Suttree(162)
You son of a bitch, she said, smiling down at him.
Sunday they drove down to Concord, walked by the lake, scaled slates over the brown water. They came upon a fisherman who showed them his small catch of sauger. The water before him floated with amorphic patches of ambergris where he’d spat. They spoke of fish and weather and the old man looked them over and slyly brought forth a whiskeyjar and offered it. Suttree wiped the rim with his sleevecuff and drank. The fisherman looked at her and gestured slightly with the jar but she smiled no. He nodded gravely, spat and shifted his chaw and drank and hid the jar back beneath his raincoat.
I like a drink, he said, I aint no drunkard.
Suttree nodded.
I’s married to one would suck the bottom out of the jar. Looky here.
He showed them a limp photograph of a bureau in a cheap room where five empty fifth bottles stood. I carry it daily, he said. Whenever I get to wishin her back I take it out and look at it. You’d be amazed at what you can learn to yearn for.
He turned to his lines and spoke no more. The floats rode serenely in their half shadows. An osprey was going down the lake. They wished the old man luck.
He showed her cores of flint jutting from the mud and he found an arrowhead knapped from the same black stone and gave it to her. Out there on a mudspit white gulls. Mute little treestumps on twisted legs where the shore had washed from their roots, darkly fluted, water-hewn, bulbed with gross knots. Their grotesque shadows fell long upon the silty water of the bay and down the beach each rock and pebble lay in its own dark lick of shadow so that the strand looked spattered with thrown ink.
I’ve never seen one before, she said, turning the arrowhead in her hand.
They’re everywhere. In the winter when the water is down you can find them.
In the last of the day they walked out on the sandspit, their shoes sinking in the dry loam. He fetched up from among bonewhite driftwood and beachwrack a huge blue musselshell wasted paper thin.
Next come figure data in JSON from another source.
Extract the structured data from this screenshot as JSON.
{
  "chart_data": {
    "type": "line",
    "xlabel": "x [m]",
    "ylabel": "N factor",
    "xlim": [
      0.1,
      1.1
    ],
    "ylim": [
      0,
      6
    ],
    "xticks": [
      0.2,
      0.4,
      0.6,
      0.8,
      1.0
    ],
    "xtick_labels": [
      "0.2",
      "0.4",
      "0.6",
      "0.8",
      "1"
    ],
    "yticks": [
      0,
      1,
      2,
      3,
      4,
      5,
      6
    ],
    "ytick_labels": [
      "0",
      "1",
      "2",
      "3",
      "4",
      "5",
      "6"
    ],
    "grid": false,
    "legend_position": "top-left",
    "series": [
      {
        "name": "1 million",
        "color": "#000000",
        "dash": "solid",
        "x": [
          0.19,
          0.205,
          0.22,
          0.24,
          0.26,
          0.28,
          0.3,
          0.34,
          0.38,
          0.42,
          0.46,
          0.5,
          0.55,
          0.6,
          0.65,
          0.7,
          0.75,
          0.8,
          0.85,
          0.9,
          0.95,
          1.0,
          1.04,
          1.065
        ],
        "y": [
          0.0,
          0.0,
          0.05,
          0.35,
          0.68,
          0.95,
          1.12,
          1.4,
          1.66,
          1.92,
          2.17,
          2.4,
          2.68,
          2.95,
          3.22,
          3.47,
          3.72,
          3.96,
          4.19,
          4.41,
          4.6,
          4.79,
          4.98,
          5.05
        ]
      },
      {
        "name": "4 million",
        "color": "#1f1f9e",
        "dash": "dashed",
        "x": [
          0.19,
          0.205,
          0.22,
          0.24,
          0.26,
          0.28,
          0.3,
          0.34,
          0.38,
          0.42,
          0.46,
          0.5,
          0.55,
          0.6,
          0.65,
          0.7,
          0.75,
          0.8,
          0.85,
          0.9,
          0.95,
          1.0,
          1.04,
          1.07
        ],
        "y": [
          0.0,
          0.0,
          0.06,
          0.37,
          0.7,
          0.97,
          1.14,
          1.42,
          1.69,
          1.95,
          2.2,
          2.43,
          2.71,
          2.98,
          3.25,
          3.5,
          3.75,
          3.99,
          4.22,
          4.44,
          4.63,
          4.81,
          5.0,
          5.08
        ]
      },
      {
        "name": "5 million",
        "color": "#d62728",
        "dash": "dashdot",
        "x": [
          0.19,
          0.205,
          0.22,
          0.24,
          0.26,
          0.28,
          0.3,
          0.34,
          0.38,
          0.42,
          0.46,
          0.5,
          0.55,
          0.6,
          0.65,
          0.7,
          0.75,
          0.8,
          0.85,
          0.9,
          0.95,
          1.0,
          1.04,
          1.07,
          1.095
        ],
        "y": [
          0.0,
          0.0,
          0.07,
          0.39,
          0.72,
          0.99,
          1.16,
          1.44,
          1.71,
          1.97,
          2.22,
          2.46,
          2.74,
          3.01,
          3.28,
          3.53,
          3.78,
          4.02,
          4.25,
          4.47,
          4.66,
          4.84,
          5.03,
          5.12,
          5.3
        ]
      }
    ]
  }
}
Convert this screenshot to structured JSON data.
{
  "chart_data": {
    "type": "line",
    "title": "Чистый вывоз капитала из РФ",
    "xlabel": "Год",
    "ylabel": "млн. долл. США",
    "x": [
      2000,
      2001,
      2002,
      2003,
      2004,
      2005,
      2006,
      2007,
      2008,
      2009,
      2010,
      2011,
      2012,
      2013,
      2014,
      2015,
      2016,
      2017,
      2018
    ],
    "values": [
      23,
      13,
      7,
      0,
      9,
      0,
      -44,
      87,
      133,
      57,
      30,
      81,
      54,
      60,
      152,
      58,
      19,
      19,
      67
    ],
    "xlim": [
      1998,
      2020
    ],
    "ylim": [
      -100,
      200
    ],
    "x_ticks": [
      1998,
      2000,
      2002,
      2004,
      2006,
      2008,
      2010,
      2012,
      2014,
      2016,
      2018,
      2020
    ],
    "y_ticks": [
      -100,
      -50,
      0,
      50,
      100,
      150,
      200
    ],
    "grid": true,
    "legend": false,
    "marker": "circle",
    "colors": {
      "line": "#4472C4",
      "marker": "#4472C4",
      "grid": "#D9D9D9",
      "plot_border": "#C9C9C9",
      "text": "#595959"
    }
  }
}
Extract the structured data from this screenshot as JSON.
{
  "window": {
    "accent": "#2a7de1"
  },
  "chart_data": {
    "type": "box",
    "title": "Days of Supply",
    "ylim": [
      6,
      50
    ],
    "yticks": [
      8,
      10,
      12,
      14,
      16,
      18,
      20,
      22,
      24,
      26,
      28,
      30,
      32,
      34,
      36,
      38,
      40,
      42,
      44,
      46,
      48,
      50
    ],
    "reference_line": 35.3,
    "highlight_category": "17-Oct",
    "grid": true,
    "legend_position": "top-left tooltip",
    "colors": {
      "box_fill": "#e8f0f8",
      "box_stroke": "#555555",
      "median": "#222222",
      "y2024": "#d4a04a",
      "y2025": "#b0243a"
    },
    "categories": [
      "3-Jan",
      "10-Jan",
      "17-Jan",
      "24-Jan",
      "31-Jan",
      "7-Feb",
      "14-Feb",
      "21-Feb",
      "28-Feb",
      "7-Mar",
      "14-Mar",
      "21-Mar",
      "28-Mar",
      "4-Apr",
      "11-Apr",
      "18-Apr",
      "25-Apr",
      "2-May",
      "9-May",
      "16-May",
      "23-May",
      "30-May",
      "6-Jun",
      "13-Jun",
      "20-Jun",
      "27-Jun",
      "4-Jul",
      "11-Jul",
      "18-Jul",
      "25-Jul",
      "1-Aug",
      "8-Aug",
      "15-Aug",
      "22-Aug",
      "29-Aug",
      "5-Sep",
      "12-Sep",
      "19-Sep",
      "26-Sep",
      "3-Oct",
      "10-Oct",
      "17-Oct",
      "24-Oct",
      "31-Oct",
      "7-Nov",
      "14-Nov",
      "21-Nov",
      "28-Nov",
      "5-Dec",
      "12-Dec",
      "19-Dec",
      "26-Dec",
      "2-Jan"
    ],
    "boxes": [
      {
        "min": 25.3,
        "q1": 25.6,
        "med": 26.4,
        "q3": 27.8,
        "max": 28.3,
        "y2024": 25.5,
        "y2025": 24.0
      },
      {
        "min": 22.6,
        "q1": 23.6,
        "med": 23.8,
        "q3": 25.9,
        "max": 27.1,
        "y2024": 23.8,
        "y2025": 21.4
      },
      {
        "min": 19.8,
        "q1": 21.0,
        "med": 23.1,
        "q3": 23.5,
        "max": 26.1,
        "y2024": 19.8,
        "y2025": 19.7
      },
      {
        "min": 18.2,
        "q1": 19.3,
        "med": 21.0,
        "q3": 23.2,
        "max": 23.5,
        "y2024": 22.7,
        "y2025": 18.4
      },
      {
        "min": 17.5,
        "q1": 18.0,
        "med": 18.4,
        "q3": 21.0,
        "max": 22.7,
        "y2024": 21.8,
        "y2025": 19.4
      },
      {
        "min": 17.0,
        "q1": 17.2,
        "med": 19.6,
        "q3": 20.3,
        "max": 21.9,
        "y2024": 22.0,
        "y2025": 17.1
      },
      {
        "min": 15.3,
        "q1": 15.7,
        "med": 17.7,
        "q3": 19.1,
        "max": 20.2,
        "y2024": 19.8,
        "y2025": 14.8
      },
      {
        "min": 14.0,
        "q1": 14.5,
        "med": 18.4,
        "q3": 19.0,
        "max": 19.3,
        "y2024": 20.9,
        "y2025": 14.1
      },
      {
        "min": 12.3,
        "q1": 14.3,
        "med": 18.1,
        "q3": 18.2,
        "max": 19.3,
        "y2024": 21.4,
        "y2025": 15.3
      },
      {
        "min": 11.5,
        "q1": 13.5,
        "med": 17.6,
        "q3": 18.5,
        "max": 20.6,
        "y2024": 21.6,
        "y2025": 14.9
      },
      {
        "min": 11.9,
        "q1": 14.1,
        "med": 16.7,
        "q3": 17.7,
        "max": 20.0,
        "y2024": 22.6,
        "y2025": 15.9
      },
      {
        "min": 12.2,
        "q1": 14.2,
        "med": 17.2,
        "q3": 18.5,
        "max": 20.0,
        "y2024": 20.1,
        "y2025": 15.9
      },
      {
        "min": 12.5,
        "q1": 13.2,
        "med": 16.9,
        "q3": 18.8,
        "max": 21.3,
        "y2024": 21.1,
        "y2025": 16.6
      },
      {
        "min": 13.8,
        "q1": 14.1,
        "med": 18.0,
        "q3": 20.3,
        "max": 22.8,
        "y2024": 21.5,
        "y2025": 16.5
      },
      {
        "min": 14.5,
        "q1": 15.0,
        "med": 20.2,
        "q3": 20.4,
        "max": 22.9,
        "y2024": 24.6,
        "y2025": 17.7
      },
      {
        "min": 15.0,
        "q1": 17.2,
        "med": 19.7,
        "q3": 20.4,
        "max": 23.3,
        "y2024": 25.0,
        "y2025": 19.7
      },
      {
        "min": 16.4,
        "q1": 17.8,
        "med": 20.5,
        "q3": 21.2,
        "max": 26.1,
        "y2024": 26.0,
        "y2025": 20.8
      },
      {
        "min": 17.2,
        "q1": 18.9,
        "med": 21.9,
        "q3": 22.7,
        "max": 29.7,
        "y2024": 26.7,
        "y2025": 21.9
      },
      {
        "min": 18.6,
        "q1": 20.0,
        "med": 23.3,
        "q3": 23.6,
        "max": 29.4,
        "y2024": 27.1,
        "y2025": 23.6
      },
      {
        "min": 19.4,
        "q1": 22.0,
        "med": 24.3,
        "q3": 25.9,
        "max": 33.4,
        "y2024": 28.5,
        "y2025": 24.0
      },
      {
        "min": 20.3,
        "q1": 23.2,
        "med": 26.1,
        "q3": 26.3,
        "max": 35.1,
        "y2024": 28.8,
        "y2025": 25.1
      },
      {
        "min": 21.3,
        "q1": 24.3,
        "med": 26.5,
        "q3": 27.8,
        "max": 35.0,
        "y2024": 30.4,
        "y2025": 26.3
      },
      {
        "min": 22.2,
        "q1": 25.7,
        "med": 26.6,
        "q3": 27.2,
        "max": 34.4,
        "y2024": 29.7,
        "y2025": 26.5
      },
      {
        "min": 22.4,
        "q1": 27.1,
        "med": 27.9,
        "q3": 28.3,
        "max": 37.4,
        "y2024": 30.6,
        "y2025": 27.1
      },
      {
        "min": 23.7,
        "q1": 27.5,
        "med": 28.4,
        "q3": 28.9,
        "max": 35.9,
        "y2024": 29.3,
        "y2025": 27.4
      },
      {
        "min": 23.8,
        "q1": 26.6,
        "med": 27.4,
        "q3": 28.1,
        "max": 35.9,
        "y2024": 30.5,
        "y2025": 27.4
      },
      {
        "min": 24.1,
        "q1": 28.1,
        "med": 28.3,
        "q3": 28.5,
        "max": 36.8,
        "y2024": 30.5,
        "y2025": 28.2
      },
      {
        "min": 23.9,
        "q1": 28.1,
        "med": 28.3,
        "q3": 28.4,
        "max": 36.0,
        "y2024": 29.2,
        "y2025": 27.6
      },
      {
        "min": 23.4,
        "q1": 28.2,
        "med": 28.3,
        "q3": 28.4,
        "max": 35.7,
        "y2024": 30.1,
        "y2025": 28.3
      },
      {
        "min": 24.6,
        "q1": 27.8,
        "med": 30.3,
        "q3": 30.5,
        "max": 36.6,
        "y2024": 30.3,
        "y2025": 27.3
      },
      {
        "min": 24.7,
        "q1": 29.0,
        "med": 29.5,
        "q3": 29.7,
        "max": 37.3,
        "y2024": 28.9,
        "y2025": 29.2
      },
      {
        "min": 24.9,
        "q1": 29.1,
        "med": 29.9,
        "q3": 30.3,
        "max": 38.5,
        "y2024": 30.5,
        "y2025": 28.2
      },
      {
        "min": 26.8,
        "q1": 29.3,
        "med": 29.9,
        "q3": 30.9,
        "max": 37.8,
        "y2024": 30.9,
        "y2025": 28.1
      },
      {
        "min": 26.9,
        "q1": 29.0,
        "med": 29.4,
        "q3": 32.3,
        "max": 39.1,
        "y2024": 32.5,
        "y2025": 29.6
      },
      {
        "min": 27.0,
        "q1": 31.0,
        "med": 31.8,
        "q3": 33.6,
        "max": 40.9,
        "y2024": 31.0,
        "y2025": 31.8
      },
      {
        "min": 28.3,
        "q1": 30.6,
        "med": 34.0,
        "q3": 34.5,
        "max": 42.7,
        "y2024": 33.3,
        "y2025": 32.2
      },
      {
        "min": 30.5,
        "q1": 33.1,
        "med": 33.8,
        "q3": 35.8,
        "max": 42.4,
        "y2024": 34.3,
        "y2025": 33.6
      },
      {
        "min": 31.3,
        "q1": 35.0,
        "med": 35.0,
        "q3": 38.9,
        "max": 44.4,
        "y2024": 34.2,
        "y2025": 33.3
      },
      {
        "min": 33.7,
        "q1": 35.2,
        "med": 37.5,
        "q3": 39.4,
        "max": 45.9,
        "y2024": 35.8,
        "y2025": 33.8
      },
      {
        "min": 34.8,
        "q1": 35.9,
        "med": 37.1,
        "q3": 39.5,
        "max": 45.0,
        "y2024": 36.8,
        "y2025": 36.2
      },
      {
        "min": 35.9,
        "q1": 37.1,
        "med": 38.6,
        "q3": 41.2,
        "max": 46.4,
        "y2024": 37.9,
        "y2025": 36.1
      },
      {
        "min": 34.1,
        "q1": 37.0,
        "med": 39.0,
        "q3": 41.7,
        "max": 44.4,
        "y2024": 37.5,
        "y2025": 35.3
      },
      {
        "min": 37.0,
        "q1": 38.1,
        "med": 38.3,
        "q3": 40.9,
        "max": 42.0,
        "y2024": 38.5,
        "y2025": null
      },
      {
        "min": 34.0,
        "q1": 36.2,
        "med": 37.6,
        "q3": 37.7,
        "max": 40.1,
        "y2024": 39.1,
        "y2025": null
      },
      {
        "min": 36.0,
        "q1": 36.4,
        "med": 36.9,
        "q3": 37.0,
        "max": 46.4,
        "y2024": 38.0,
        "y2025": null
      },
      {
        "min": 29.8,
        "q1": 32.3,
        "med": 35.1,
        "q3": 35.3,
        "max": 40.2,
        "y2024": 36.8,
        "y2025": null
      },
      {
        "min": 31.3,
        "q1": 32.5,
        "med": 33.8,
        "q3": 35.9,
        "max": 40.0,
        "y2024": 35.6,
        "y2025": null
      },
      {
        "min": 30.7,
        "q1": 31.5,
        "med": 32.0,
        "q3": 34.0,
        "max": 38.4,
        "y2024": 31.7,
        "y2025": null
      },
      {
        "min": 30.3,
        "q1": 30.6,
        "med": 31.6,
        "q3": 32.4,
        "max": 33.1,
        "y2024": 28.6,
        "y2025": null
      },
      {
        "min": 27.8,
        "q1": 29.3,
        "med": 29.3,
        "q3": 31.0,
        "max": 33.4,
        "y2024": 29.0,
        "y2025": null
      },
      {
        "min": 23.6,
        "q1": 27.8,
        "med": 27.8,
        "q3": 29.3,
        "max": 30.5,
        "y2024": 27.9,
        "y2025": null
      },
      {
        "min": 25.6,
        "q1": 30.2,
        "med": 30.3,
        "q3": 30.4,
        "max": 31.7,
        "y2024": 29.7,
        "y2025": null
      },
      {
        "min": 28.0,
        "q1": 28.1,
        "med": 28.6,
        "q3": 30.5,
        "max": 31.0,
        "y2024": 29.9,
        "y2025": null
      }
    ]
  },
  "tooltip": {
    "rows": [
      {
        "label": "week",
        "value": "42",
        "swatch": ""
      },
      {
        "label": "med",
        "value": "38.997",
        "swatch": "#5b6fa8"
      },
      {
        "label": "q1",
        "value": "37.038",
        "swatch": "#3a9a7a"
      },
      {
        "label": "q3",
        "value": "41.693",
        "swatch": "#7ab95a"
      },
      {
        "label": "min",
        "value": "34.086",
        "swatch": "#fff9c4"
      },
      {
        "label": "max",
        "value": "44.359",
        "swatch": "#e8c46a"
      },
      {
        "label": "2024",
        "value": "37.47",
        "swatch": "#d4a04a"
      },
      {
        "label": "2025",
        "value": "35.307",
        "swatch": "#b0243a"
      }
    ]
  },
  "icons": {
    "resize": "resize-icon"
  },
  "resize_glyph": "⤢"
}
She carried it carefully, cradling inside the arrowhead and a strangely veined pebble she’d found that looked back like an eye. The gulls rose by ones, by pairs, all flew, bursting upward and wheeling overhead with the sun white on their cupped underwings and their feathers riffling in the breeze they rode. They went down the lake, balanced on dipping wings, necks craned.
Suttree knelt in the sand and skipped a stone. A curving track of ringshapes. The far shore lay deeply shadowed. The siltbars delicately sutured with the tracks of wharfrats. She had knelt beside him and nibbled at his ear. Her soft breast against his arm. Why then this loneliness?
On Simm’s hill they stood looking down at the lights of the city. While the stars scudded and the sedge writhed all about them in the dark. A niggard beacon winked above the black and sleeping hills. In the distance the lights of the fairground and the ferriswheel turning like a tiny clockgear. Suttree wondered if she were ever a child at a fair dazed by the constellations of light and the hurdygurdy music of the merrygoround and the raucous calls of the barkers. Who saw in all that shoddy world a vision that child’s grace knows and never the sweat and the bad teeth and the nameless stains in the sawdust, the flies and the stale delirium and the vacant look of solitaries who go among these garish holdings seeking a thing they could not name.
At midnight the fireworks went up. Glass flowers exploding. Slow trail of colors down the sky like stains dispersing in the sea, candescent polyps extinguished in the depths. When it was over he asked her if she was ready to leave. He could feel her breathing under the sweater she wore and he thought she was cold. She turned and put her face against his chest and he held her. She was crying, he didnt know why. Down there the city seemed frozen in a blue void. Senseless patterns like the tracks of animalcules on a slide. After a while she said yes and took his hand and they started down into Knoxville again.
Before cold weather came this all was ended. She had not been out of town for two months, then three. The figures in the savings account book began to unreel backwards. She spoke of getting a job. She drank. They argued.
One drunken Sunday morning at Floyd Fox’s, a bootleg shack on a deserted stretch of Redbud Drive, she was taken with what seemed a kind of fit. She screamed at him half coherently and made weird gestures in the air, some threatening, some absurd. He tried to get her into the car. It had rained and they slid about and feinted in the slick red clay while drinkers from McAnally or Vestal sat on crates or rusty metal chairs and watched.
I didnt know they had dancin out here at the Redbud Room, called out a wit from the crowd.
He got her into the car, feet globed with mud. They swerved out of the driveway through deep ribbons of mud and onto the mudstained blacktop road. She sat silent and sullen, an occasional eerie smile crossing her lips.